Home environment can be hazardous to children’s health

Peer-Reviewed Publication

Cincinnati Children's Hospital Medical Center

Two new studies by researchers at Cincinnati Children' Hospital Medical Center find that the home is the single most common location for children in the United States to be injured.

The studies show that residential injuries remain a leading cause of death in children and adolescents -- particularly African-American children -- and that most injuries that result in an emergency department visit occur in the home. The studies will be presented at the Pediatric Academic Societies annual meeting in Seattle.

The researchers found that:

  • Between 1985 and 1997, 2,800 children and adolescents died each year as a result of unintentional injury in the home.

  • Between 1993 and 1999, children under the age of 20 made 4 million visits each year to emergency departments in the United States.

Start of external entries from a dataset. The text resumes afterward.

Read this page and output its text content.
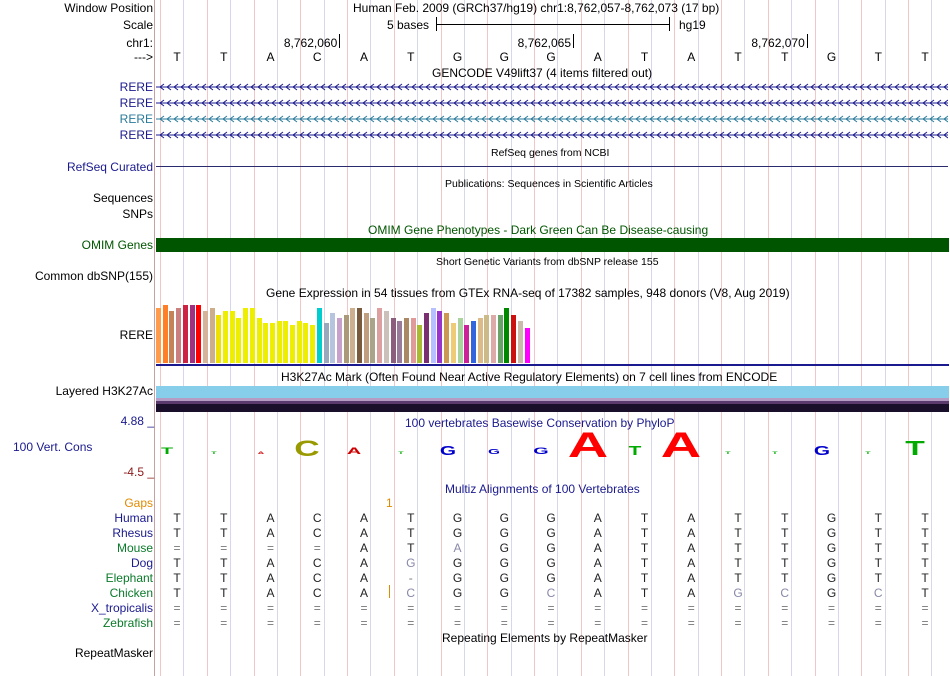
Window Position	Human Feb. 2009 (GRCh37/hg19) chr1:8,762,057-8,762,073 (17 bp)
Scale	5 bases	hg19
chr1:	8,762,060	8,762,065	8,762,070
--->	T	T	A	C	A	T	G	G	G	A	T	A	T	T	G	T	T
GENCODE V49lift37 (4 items filtered out)
RERE
RERE
RERE
RERE
RefSeq genes from NCBI
RefSeq Curated
Publications: Sequences in Scientific Articles
Sequences
SNPs
OMIM Gene Phenotypes - Dark Green Can Be Disease-causing
OMIM Genes
Short Genetic Variants from dbSNP release 155
Common dbSNP(155)
Gene Expression in 54 tissues from GTEx RNA-seq of 17382 samples, 948 donors (V8, Aug 2019)
RERE
H3K27Ac Mark (Often Found Near Active Regulatory Elements) on 7 cell lines from ENCODE
Layered H3K27Ac
100 vertebrates Basewise Conservation by PhyloP
4.88 _
100 Vert. Cons
-4.5 _
T	T	A	C	A	T	G	G	G A	T A	T	T	G	T	T
Multiz Alignments of 100 Vertebrates
Gaps	1
Human	T	T	A	C	A	T	G	G	G	A	T	A	T	T	G	T	T
Rhesus	T	T	A	C	A	T	G	G	G	A	T	A	T	T	G	T	T
Mouse	=	=	=	=	A	T	A	G	G	A	T	A	T	T	G	T	T
Dog	T	T	A	C	A	G	G	G	G	A	T	A	T	T	G	T	T
Elephant	T	T	A	C	A	-	G	G	G	A	T	A	T	T	G	T	T
Chicken	T	T	A	C	A	C	G	G	C	A	T	A	G	C	G	C	T
X_tropicalis	=	=	=	=	=	=	=	=	=	=	=	=	=	=	=	=	=
Zebrafish	=	=	=	=	=	=	=	=	=	=	=	=	=	=	=	=	=
Repeating Elements by RepeatMasker
RepeatMasker
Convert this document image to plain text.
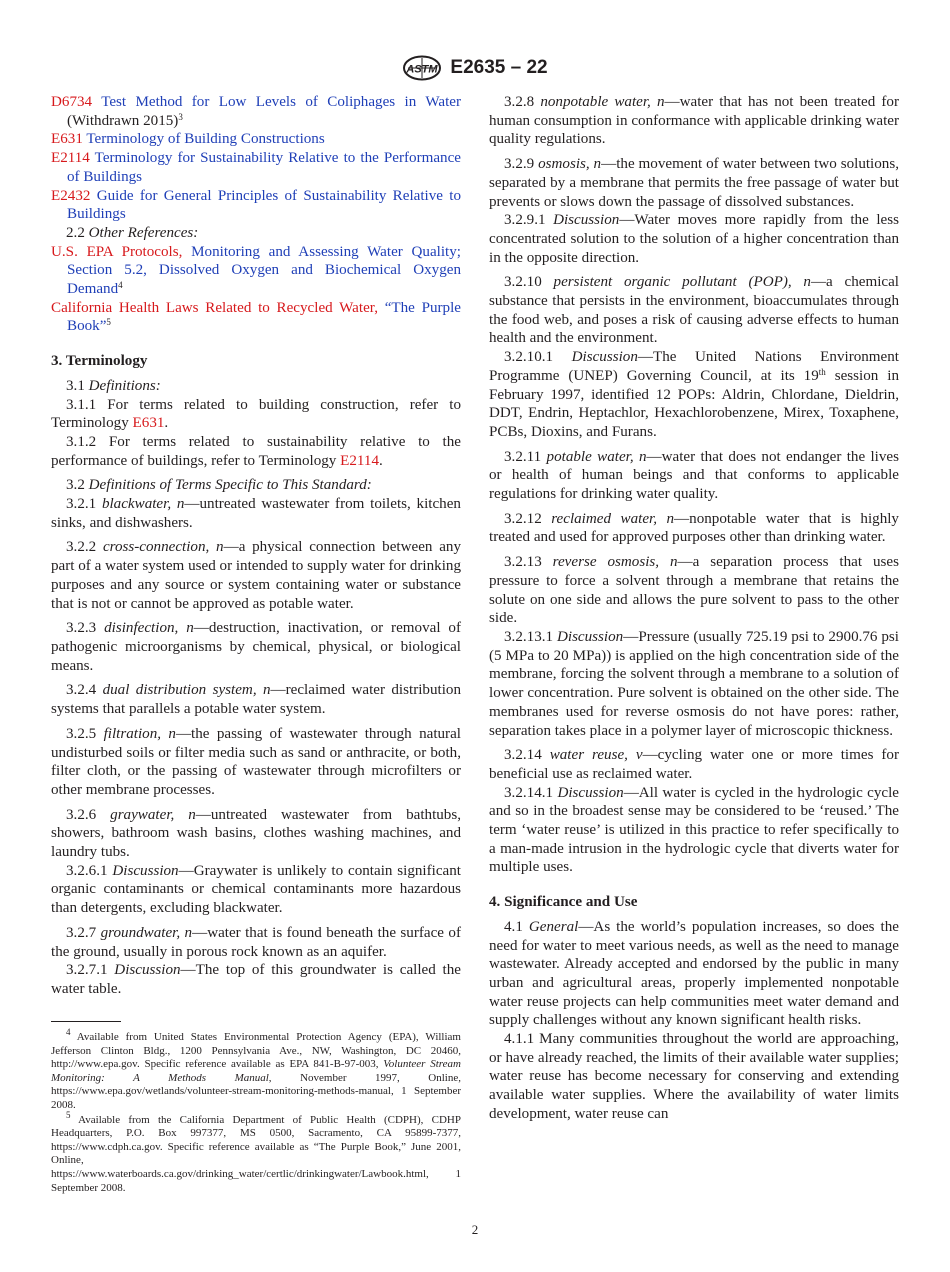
ASTM E2635 – 22

D6734 Test Method for Low Levels of Coliphages in Water (Withdrawn 2015)$^3$

E631 Terminology of Building Constructions

E2114 Terminology for Sustainability Relative to the Performance of Buildings

E2432 Guide for General Principles of Sustainability Relative to Buildings

2.2 Other References:

U.S. EPA Protocols, Monitoring and Assessing Water Quality; Section 5.2, Dissolved Oxygen and Biochemical Oxygen Demand$^4$

California Health Laws Related to Recycled Water, “The Purple Book”$^5$

3. Terminology

3.1 Definitions:

3.1.1 For terms related to building construction, refer to Terminology E631.

3.1.2 For terms related to sustainability relative to the performance of buildings, refer to Terminology E2114.

3.2 Definitions of Terms Specific to This Standard:

3.2.1 blackwater, n—untreated wastewater from toilets, kitchen sinks, and dishwashers.

3.2.2 cross-connection, n—a physical connection between any part of a water system used or intended to supply water for drinking purposes and any source or system containing water or substance that is not or cannot be approved as potable water.

3.2.3 disinfection, n—destruction, inactivation, or removal of pathogenic microorganisms by chemical, physical, or biological means.

3.2.4 dual distribution system, n—reclaimed water distribution systems that parallels a potable water system.

3.2.5 filtration, n—the passing of wastewater through natural undisturbed soils or filter media such as sand or anthracite, or both, filter cloth, or the passing of wastewater through microfilters or other membrane processes.

3.2.6 graywater, n—untreated wastewater from bathtubs, showers, bathroom wash basins, clothes washing machines, and laundry tubs.

3.2.6.1 Discussion—Graywater is unlikely to contain significant organic contaminants or chemical contaminants more hazardous than detergents, excluding blackwater.

3.2.7 groundwater, n—water that is found beneath the surface of the ground, usually in porous rock known as an aquifer.

3.2.7.1 Discussion—The top of this groundwater is called the water table.

3.2.8 nonpotable water, n—water that has not been treated for human consumption in conformance with applicable drinking water quality regulations.

3.2.9 osmosis, n—the movement of water between two solutions, separated by a membrane that permits the free passage of water but prevents or slows down the passage of dissolved substances.

3.2.9.1 Discussion—Water moves more rapidly from the less concentrated solution to the solution of a higher concentration than in the opposite direction.

3.2.10 persistent organic pollutant (POP), n—a chemical substance that persists in the environment, bioaccumulates through the food web, and poses a risk of causing adverse effects to human health and the environment.

3.2.10.1 Discussion—The United Nations Environment Programme (UNEP) Governing Council, at its 19th session in February 1997, identified 12 POPs: Aldrin, Chlordane, Dieldrin, DDT, Endrin, Heptachlor, Hexachlorobenzene, Mirex, Toxaphene, PCBs, Dioxins, and Furans.

3.2.11 potable water, n—water that does not endanger the lives or health of human beings and that conforms to applicable regulations for drinking water quality.

3.2.12 reclaimed water, n—nonpotable water that is highly treated and used for approved purposes other than drinking water.

3.2.13 reverse osmosis, n—a separation process that uses pressure to force a solvent through a membrane that retains the solute on one side and allows the pure solvent to pass to the other side.

3.2.13.1 Discussion—Pressure (usually 725.19 psi to 2900.76 psi (5 MPa to 20 MPa)) is applied on the high concentration side of the membrane, forcing the solvent through a membrane to a solution of lower concentration. Pure solvent is obtained on the other side. The membranes used for reverse osmosis do not have pores: rather, separation takes place in a polymer layer of microscopic thickness.

3.2.14 water reuse, v—cycling water one or more times for beneficial use as reclaimed water.

3.2.14.1 Discussion—All water is cycled in the hydrologic cycle and so in the broadest sense may be considered to be ‘reused.’ The term ‘water reuse’ is utilized in this practice to refer specifically to a man-made intrusion in the hydrologic cycle that diverts water for multiple uses.

4. Significance and Use

4.1 General—As the world’s population increases, so does the need for water to meet various needs, as well as the need to manage wastewater. Already accepted and endorsed by the public in many urban and agricultural areas, properly implemented nonpotable water reuse projects can help communities meet water demand and supply challenges without any known significant health risks.

4.1.1 Many communities throughout the world are approaching, or have already reached, the limits of their available water supplies; water reuse has become necessary for conserving and extending available water supplies. Where the availability of water limits development, water reuse can

$^4$ Available from United States Environmental Protection Agency (EPA), William Jefferson Clinton Bldg., 1200 Pennsylvania Ave., NW, Washington, DC 20460, http://www.epa.gov. Specific reference available as EPA 841-B-97-003, Volunteer Stream Monitoring: A Methods Manual, November 1997, Online, https://www.epa.gov/wetlands/volunteer-stream-monitoring-methods-manual, 1 September 2008.

$^5$ Available from the California Department of Public Health (CDPH), CDHP Headquarters, P.O. Box 997377, MS 0500, Sacramento, CA 95899-7377, https://www.cdph.ca.gov. Specific reference available as “The Purple Book,” June 2001, Online, https://www.waterboards.ca.gov/drinking_water/certlic/drinkingwater/Lawbook.html, 1 September 2008.

2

  • Nearly one of every 10 visits to an emergency department for a residential injury was for a moderate or severe injury.

"Children's health is inextricably linked with housing," says Bruce Lanphear, MD, director of the Children's Environmental Health Center at Cincinnati Children's. "Unfortunately, despite evidence that residential exposures have a dramatic impact on children's health, housing is largely ignored as a public health problem. Our research is aimed at making housing and the environment safe for children."

Dr. Lanphear led one of the studies, which showed that 69 percent of deaths in children and adolescents between 1985 and 1997 in the United States were the result of unintentional, residential injuries. The death rate for residential injuries was twice as high in African-American children compared to white children (7 per 100,000 population vs. 3.3 per 100,000 population).

The rate of injury was highest among children younger than 5, and boys were at higher risk than girls. Deaths were due to (in descending order) fires or burns, submersions or suffocations, poisonings, and falls. Fatal residential injuries actually declined significantly between 1985 and 1997, about 25 percent a year.

The study was the first of residential deaths in children in the United States in nearly 20 years. The researchers used data from the National Death Index.

The other study, led by Kieran J. Phelan, MD, assistant professor of pediatrics, found that residential injuries accounted for nearly 15 percent of all child and adolescent visits to the emergency department and 39 percent of unintentional injury visits between 1993 and 1999. The study revealed that falls were the leading mechanism of injury, resulting in 1.5 million visits a year. Injury rates declined during this period by 29 percent, from 6.3 per 100 in 1993 to 4.5 per 100 in 1999. Still, there were more than 78,000 hospitalizations from residential injuries each year.

Data on emergency department visits were obtained from the National Hospital Ambulatory Medical Care Survey, which was conducted by the National Center for Health Statistics. The study was supported by a grant from the US Department of Housing and Urban Development,

"These studies show that efforts to reduce the burden of injury for children and adolescents should be targeted to the home," says Dr. Phelan. "A national strategy to make housing safer for children is needed to reduce deaths from household injuries and the associated racial health disparities."